Magrahat Purba Assembly constituency is a Legislative Assembly constituency of South 24 Parganas district in the Indian State of West Bengal. It is reserved for Scheduled Castes.

==Overview==
As per order of the Delimitation Commission in respect of the Delimitation of constituencies in the West Bengal, Magrahat Purba Assembly constituency is composed of the following:
- Magrahat II community development block

Magrahat Purba Assembly constituency is a part of No. 19 Jaynagar Lok Sabha constituency.

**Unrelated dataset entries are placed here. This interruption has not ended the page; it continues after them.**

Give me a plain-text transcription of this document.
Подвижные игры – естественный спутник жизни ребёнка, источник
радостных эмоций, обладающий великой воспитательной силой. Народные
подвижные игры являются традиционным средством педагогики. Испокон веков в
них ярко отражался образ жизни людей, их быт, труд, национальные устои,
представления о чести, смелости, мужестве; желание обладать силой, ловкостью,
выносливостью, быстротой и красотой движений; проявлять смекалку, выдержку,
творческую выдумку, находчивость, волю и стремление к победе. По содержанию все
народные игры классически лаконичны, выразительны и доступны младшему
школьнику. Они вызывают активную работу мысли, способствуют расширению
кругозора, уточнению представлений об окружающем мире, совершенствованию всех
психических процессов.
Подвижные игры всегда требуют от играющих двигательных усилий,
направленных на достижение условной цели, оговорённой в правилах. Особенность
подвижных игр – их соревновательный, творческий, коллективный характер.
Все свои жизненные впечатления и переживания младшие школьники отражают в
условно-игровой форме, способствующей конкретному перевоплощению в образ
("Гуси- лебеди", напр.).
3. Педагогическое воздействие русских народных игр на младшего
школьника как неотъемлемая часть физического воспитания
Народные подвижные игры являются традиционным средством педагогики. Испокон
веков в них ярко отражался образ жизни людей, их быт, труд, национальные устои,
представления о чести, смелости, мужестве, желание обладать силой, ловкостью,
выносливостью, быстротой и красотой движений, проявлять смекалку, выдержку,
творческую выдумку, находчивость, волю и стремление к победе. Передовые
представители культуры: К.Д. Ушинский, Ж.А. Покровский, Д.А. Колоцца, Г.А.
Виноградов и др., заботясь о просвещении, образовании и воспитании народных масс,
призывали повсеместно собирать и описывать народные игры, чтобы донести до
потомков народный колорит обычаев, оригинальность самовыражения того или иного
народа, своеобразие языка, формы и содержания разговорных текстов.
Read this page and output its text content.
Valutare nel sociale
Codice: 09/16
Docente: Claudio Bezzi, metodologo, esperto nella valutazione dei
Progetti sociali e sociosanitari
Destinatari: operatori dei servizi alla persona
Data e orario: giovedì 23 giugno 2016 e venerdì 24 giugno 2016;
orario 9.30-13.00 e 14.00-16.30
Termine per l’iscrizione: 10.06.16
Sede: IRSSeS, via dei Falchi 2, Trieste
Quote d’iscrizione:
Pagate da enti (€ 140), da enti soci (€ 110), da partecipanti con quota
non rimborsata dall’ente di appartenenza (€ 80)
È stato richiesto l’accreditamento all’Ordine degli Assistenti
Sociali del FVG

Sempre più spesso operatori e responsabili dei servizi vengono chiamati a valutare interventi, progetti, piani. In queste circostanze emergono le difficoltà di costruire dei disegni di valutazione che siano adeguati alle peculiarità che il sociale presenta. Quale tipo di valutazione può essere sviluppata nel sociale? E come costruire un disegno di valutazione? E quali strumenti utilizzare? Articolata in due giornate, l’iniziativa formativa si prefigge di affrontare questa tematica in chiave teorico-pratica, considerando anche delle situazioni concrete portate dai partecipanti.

== Members of the Legislative Assembly ==

| Year | Name | Party |  |
Magrahat
| 1952 | Abdul Hashem |  | Indian National Congress |
Ardhendu Sekhar Naskar
| 1957 | Abdul Hashem |
Ardhendu Sekhar Naskar
Magrahat Purba
| 1962 | Ardhendu Sekhar Naskar |  | Indian National Congress |
| 1967 | Radhika Ranjan Pramanik |  | Communist Party of India (Marxist) |
1969
1971
| 1972 | Manoranjan Halder |  | Indian National Congress |
| 1977 | Radhika Ranjan Pramanik |  | Communist Party of India (Marxist) |
1982
1987
| 1991 | Nirmal Sinha |
1996
| 2001 | Bansari Mohan Kanji |
2006
| 2011 | Namita Saha |  | Trinamool Congress |
2016
2021
| 2026 | Sharmistha Purkait |

==Election results==
=== 2026 ===

2026 West Bengal Legislative Assembly election: Magrahat Purba
| Party |  | Candidate | Votes | % | ±% |
|---|---|---|---|---|---|
|  | AITC | Sharmistha Purkait | 108,412 | 48.8 | −5.02 |
|  | BJP | Uttam Kumar Banik | 76,805 | 34.57 | +6.99 |
|  | CPI(M) | Chandan Saha | 29,188 | 13.14 | −3.27 |
|  | INC | Atanu Halder | 4,733 | 2.13 |  |
|  | NOTA | None of the above | 858 | 0.39 | −0.33 |
| Majority |  |  | 31,607 | 14.23 | −12.01 |
| Turnout |  |  | 222,178 | 95.47 | +10.47 |
|  | AITC hold |  | Swing |  |  |

=== 2021 ===

2021 West Bengal Legislative Assembly election: Magrahat Purba
| Party |  | Candidate | Votes | % | ±% |
|---|---|---|---|---|---|
|  | AITC | Namita Saha | 110,945 | 53.82 | +5.12 |
|  | BJP | Chandan Kumar Naskar | 56,866 | 27.58 | +22.43 |
|  | CPI(M) | Chandan Saha | 33,822 | 16.41 | −27.09 |
|  | NOTA | None of the above | 1,480 | 0.72 |  |
| Majority |  |  | 54,079 | 26.24 |  |
| Turnout |  |  | 206,153 | 85.0 |  |
|  | AITC hold |  | Swing |  |  |

=== 2016 ===

2016 West Bengal Legislative Assembly election: Magrahat Purba
| Party |  | Candidate | Votes | % | ±% |
|---|---|---|---|---|---|
|  | AITC | Namita Saha | 89,486 | 48.70 | −0.98 |
|  | CPI(M) | Chandan Saha | 79,926 | 43.50 | −0.37 |
|  | BJP | Chandan Kumar Naskar | 9,460 | 5.15 | +2.19 |
|  | NOTA | None of the Above | 1,491 | 0.81 | New entry |
|  | BSP | Rabiram Naskar | 1,371 | 0.75 | New entry |
|  | SUCI | Sanjay Mandal | 1,133 | 0.62 | New entry |
|  | Independent | Pitam Mandal | 877 | 0.48 | New entry |
| Majority |  |  | 9,560 | 5.2 | −0.91 |
| Turnout |  |  | 1,83,744 | 86.66 | +1.39 |
|  | AITC hold |  | Swing |  |  |

=== 2011 ===

2011 West Bengal Legislative Assembly election: Magrahat Purba
| Party |  | Candidate | Votes | % | ±% |
|---|---|---|---|---|---|
|  | AITC | Namita Saha | 75,217 | 49.68 |  |
|  | CPI(M) | Chandan Saha | 66,414 | 41.08 |  |
|  | BJP | Ratan Kumar Sardar | 4,476 | 2.96 |  |
|  | Independent | Swapan Mondal | 1,419 | 0.94 |  |
|  | Independent | Namita Mistri | 640 | 0.42 |  |
| Majority |  |  | 8,803 | 6.11 |  |
| Turnout |  |  | 1,51,397 | 85.27 |  |
|  | AITC gain from CPI(M) |  | Swing |  |  |

=== 2006 ===
In 2006 and 2001, Bansari Mohan Kanji of CPI(M) won the Magrahat Purba Assembly constituency defeating his nearest rival Namita Saha of AITC. Nirmal Sinha of CPI(M) defeated Namita Saha of INC in 1996 and 1991. Radhika Ranjan Pramanik of CPI(M) defeated Manoranjan Halder of INC in 1987, Nirmal Kanti Mondal of INC in 1982 and Manoranjan Halder of INC in 1977.

=== 1972 ===
Manoranjan Halder of INC won in 1972. Radhika Ranjan Pramanik of CPI(M) won in 1971, 1969 and 1967. Ardhendu Sekhar Naskar of INC won in 1962. In 1957 and 1952, Magrahat Assembly constituency had joint seats. In 1957, Abdul Hashem and Ardhendu Sekhar Naskar, both of INC, won. In 1952, Abdul Hashem and Ardhendu Sekhar Naskar, both of INC, won.